The USS Minnesota was launched in 2013, the USS North Dakota last October, and the USS John Warner as recently as last Saturday.
And now all three are already having their operations restricted due to technical malfunctions related to steam-funneling pipes.
"As part of an ongoing investigation into a quality issue with a supplier, General Dynamics Electric Boat (GDEB) determined that three steam pipe elbows supplied by the vendor in question required additional testing and repair due to unauthorized and undocumented weld repairs…," reads a statement from Naval Sea Systems Command spokesman Rory O’Connor.
Those "elbows" are used to allow pipes to work their way around corners, and are crucial for transmitting steam from the subs’ engines to the turbines.
"The Navy is committed to ensuring the safety of its crews and ships," O’Connor said. "High standards for submarine components are an important part of the overall effort to ensure safety."

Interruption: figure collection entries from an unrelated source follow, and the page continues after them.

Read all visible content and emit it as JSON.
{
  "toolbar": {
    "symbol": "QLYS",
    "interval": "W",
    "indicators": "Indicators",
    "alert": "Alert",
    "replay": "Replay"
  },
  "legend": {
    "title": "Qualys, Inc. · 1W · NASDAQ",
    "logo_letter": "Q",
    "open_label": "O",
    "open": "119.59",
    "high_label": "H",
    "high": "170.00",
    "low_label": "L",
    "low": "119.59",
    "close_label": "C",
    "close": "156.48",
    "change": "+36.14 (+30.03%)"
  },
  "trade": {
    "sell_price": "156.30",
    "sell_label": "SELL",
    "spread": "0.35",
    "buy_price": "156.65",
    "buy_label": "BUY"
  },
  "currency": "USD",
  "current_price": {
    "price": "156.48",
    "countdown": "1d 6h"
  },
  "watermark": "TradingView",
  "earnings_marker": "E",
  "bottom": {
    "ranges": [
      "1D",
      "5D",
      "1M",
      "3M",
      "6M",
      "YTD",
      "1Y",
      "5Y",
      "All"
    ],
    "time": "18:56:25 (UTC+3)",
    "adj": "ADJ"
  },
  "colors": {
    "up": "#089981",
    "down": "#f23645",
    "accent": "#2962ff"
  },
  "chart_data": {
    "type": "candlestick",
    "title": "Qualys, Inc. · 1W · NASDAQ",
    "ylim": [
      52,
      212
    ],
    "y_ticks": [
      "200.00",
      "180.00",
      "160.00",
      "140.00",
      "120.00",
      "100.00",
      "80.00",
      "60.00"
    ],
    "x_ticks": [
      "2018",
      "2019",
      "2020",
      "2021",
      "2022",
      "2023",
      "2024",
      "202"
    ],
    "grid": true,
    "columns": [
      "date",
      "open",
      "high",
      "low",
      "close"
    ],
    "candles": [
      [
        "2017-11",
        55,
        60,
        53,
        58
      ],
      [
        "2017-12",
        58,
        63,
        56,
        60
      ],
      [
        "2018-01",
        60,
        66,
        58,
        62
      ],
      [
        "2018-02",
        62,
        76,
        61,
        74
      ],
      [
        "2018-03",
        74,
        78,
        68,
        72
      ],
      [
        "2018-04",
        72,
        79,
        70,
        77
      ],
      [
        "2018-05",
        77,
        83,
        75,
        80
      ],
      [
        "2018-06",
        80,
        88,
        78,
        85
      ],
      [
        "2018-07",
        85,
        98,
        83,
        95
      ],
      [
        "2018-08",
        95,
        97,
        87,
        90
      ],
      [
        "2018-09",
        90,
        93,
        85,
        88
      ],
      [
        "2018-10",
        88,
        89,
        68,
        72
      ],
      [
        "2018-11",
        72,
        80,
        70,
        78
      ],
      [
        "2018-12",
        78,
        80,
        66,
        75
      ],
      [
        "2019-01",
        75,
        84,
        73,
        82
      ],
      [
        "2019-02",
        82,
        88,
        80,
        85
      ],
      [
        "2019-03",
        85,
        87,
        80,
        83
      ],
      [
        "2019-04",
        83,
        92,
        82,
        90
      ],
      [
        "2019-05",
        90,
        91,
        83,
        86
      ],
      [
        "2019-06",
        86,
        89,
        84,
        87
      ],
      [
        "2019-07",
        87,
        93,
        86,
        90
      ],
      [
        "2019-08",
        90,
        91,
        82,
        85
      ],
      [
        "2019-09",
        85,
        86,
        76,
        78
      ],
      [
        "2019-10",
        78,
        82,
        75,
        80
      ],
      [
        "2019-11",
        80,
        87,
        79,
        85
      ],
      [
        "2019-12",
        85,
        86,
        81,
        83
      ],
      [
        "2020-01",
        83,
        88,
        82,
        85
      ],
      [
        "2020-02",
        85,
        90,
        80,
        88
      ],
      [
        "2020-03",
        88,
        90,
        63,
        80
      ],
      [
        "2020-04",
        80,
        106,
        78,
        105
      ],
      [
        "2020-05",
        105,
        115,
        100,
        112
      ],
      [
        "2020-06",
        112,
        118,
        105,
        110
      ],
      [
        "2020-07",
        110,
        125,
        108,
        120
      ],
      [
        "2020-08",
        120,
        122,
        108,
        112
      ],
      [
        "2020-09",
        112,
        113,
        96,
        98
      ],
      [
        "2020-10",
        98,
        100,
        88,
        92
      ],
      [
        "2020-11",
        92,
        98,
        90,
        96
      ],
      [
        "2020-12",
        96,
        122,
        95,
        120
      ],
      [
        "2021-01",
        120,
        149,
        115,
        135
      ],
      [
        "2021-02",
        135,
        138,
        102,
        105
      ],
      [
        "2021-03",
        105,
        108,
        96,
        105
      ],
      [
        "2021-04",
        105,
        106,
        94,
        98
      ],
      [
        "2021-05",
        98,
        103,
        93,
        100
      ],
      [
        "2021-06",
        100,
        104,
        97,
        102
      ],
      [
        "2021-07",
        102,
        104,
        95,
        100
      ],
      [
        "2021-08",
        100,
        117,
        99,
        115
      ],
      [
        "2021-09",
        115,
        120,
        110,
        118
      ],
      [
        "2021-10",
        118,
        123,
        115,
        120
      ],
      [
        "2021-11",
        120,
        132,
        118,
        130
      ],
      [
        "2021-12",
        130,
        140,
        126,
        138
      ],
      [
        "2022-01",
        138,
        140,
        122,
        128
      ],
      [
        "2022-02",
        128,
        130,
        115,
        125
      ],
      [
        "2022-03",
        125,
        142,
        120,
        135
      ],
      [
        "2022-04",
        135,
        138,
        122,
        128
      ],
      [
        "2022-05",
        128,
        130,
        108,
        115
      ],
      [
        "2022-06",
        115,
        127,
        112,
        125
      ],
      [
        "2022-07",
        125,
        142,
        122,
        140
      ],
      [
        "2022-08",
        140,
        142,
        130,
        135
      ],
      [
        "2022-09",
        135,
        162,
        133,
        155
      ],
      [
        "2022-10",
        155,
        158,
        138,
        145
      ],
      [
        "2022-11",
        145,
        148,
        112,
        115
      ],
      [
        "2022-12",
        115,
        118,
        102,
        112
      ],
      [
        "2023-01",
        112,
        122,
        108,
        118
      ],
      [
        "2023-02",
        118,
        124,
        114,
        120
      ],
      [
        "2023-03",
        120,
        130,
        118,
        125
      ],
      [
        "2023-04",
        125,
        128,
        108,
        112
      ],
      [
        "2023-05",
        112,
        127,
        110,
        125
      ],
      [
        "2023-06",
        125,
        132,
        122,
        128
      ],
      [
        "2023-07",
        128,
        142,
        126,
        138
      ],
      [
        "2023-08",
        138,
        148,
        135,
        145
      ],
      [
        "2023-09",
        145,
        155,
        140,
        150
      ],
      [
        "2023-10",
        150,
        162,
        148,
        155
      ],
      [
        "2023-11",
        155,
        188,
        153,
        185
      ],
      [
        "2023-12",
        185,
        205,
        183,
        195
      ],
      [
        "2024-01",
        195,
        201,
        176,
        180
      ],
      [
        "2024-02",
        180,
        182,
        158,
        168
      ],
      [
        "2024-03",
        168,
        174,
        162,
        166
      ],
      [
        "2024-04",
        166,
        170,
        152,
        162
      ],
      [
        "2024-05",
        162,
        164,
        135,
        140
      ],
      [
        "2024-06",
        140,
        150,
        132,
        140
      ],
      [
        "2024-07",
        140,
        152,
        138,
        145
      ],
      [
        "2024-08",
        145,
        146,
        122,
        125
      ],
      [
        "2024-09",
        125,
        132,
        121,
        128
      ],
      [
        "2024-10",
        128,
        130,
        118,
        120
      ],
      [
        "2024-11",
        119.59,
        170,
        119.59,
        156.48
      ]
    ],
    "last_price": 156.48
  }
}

As the pipes presented no immediate concern, the Navy also congratulated itself for recognizing the flaw before it caused an actual problem.
"Basically it’s being prudent looking into it," O’Connor said.
Shortly before the unveiling of the John Warner, the US Department of Defense was bragging about the craft’s prowess. In a press release, the Pentagon described it as the newest “fast attack” submarine which would showcase the latest in stealth, surveillance, and warfare capabilities.
The Navy also released details about new innovations it planned to install on its submarine fleet in order to reduce maintenance requirements. Subs typically spend six-year periods in service before needing overhauls. With a number of subtle changes – water-resistant grease for hatches, for instance – the military hopes to extend that operational period to eight years.
"We want them to spend as much time at sea as possible," Navy Captain Mike Stevens told the Associated Press.
Installing the correct onboard plumbing would, presumably, be a major part of that.